Cathay report weighs heavily on stock values
SHARES in Cathay Pacific Airways and majority owner Swire Pacific fell for the third straight day yesterday, with analysts blaming continued investor uncertainty over the airline's future as the territory's de facto flag carrier.
Both featured on the top 10 list of worst performers by percentage change on the Hang Seng Index, with Swire's 3.81 per cent drop leading the pack.
Swire closed the day $2 down, at $50.50, while shares in Cathay Pacific closed at $10.60, a 3.2 per cent drop.
Analysts said a report in the South China Morning Post yesterday, which described an internal memo to staff from chairman Peter Sutch saying the implications of a Chinese company's application to operate flights from the territory go 'well beyond our own interests and those in the aviation community of Hong Kong', had pushed the stock down.
The latest edition of Cathay's in-house newspaper The Weekly, to be published today, will expand on the remarks, a Swire spokesman said.
Cathay stock fell 5.96 per cent in morning trading and was down 70 in the afternoon - a 6.4 per cent plunge - before finishing the day down 35.
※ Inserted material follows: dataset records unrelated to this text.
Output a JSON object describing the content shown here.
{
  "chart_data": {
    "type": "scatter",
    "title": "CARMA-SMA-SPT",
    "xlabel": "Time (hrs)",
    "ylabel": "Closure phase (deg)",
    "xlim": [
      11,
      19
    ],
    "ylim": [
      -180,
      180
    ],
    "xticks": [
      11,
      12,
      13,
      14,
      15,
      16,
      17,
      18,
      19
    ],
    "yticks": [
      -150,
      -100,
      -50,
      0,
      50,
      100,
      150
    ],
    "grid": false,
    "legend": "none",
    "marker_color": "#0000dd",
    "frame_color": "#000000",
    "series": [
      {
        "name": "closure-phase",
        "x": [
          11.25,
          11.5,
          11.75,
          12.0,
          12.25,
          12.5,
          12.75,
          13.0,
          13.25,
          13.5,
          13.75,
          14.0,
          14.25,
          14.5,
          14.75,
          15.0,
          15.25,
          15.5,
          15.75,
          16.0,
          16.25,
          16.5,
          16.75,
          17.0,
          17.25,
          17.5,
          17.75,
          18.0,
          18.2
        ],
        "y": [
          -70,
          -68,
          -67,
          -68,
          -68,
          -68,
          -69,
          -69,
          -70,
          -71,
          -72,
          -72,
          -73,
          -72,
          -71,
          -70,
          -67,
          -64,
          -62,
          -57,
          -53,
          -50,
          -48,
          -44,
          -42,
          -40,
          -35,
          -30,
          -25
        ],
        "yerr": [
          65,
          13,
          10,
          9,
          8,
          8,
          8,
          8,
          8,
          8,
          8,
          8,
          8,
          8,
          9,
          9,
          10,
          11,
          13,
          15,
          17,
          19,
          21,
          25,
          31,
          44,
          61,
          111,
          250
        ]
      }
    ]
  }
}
The Civil Aviation Department on Monday revealed that the China National Aviation Corporation (CNAC), which is controlled by the mainland's aviation regulator, had applied for an air operators' certificate and it intended to start an airline to compete directly with Cathay.
Some said it was a political move by Beijing aimed at warning Cathay it would not be able in future to enjoy the virtual monopoly it now holds.
Analysts said the airline was facing a battery of problems.
It is already embroiled in a dispute with Qantas over the Australian airline's alleged abuses of the existing air service agreement on the amount of passengers it can pick up from the territory and carry onward to Singapore and Bangkok, and has also been hurt by a rise in oil prices over the past several months, analysts said.
'They've got all kinds of problems. They've got the CNAC application, the Qantas problem, oil prices are higher - this is all weighing the stock down,' said Morgan Grenfell aviation analyst Viktor Shvets.
'The sentiment will probably continue to be bearish.' Lehman Brothers analyst Eisha Cheng said she expected Cathay stock would level out once the initial shock of the CNAC revelation wore off.
'I think they will have good support where it [the stock price] is now,' Ms Cheng said.
'This is a short-term price movement that we've got here.' Cathay last month reported a disappointing 4.1 per cent rise in attributable earnings for 1994, to $2.38 billion.
Fallout from the devastating earthquake in Kobe, Japan, early this year is expected to have an impact on first-half 1995 earnings.